Review: Obviously, this is one of the classic "dysutopian" works though I am inclined to not think that its strength came from the fact that its author lived in the 'fledgling socialist state' of Russia..... Nor am I inclined to list off a variety of other books in the same genre: that doesn't help anyone decide whether this book is really a worthwhile read (though 'Erehwon' by Samuel Butler is another book that should be massively well-regarded and just isn't....)

This is a really good book for a number of reasons, foremost among them that the state sketched by Zamiatin is the most modern, its characters the most well-crafted, and its strengths among how its author strung together his stream-of-consciousness like ideas. In the preface to this version it mentions that in this story it is unclear where the state is (i.e. unlike in 1984 where the story obviously takes place in Britain...)
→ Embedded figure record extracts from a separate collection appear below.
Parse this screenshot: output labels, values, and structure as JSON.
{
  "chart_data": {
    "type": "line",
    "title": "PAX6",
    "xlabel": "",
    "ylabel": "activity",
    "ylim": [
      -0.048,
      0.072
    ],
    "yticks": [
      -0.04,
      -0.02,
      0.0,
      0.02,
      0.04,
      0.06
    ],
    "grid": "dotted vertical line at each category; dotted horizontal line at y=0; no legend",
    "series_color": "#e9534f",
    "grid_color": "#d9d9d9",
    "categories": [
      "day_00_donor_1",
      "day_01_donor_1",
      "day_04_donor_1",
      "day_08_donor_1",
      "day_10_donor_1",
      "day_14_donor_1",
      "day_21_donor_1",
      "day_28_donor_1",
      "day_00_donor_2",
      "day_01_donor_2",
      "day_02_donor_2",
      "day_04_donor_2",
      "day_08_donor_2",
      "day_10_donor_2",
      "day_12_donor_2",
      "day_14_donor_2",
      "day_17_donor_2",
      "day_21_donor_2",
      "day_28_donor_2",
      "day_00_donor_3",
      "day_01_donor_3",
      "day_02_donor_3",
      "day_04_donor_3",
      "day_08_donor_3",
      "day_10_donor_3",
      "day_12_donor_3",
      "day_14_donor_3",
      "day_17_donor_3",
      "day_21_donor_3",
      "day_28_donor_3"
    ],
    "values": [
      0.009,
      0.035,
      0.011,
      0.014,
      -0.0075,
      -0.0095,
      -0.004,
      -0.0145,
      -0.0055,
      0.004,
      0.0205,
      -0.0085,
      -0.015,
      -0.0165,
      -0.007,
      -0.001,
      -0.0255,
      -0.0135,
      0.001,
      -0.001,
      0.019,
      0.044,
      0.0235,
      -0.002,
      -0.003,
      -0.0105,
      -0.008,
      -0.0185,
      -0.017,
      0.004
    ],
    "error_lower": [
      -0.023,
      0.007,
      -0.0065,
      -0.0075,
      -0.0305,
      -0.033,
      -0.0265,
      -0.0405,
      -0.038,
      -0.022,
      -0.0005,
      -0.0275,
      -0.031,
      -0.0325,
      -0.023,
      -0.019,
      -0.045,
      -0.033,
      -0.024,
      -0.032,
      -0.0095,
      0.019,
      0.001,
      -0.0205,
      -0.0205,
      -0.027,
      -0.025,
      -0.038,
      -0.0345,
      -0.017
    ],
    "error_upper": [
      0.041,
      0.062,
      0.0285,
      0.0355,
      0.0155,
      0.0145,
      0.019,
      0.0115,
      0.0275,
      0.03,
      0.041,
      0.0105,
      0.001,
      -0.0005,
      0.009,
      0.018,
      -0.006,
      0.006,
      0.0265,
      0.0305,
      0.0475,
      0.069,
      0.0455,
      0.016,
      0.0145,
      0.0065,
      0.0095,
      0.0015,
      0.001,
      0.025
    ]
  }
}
It is obvious that the author is Russian. No Western author would have alluded to Plato's "The Republic" for the whole of a novel so strongly without admitting to it. And perhaps, moreso than socialist Russia, was where he was drawing his source material.

Rating: 5 stars
Summary: This edition reproduces the first English translation
Review: I'm writing this note just to alert readers that this large-print, hardcover edition of Zamiatin's We is not the translation by Mirra Ginsburg. I bought this book thinking it was Ginsburg's modern translation; she also translated his stories and essays, both great books. This particular edition actually uses the very first translation from Russian into English, by Gregory Zilboorg, published originally in 1924. This is the version Huxley, Orwell and Rand actually read; this is the version that influenced their respective dystopias: Brave New World, 1984 and Anthem. I have no means to compare this edition to Ginsburg's, but so far it appears to be just as readable. The question is: is it complete? In any case, the book itself is nice: a large-print, hardcover edition.

Rating: 4 stars
Summary: The precursor to other famous dystopias
Review: WE was the prototype for both Orwell's 1984 and Huxley's BRAVE NEW WORLD and you can see the elements of both contained in this novel. Given the fairly obvious allusions to Communist Russia it is no surprise that the novel was suppressed for so long. The representation of people by numbers (the central character is D-503), and the conditioning of people to accept the denial of their individuality, are still things which raise alarms in various parts of the world today. The novel is complex in that there are some aspects of this society of which Zamyatin seems to approve. Our initial impressions would normally be that his presentation is focussed upon negatives. In this translation the novel is not too difficult to read. It is a good challenge to all of us to think about how our own societies (and the parts of them that we have some influence upon ie: our families etc.) are ordered.

Rating: 5 stars
Summary: life in OneState
Review: After reading this book I can feel the strong underlying philosophies that influenced George Orwell to write "1984." The novel is premised on an orderly mathematical philosophy to life; that each day brings no surprises, all things have order and structure. Each person relates an unknown as chaos. I felt the strongest point challenged in this book took place in record 30, when a D-503 is expressing his belief that a revolution is wrong because the great benefactor said that the last revolution took place years ago. To rebut this coming from the mind of a mathematician I-330 says "what's is the last number?" Proving that if there can be no last number, there can be no last revolution! While reading this book I found it hard to decipher between reality and dream sequences, a point I feel the author was striving for. If you still have the chance I suggest you read this before "1984" .... not the year, the book!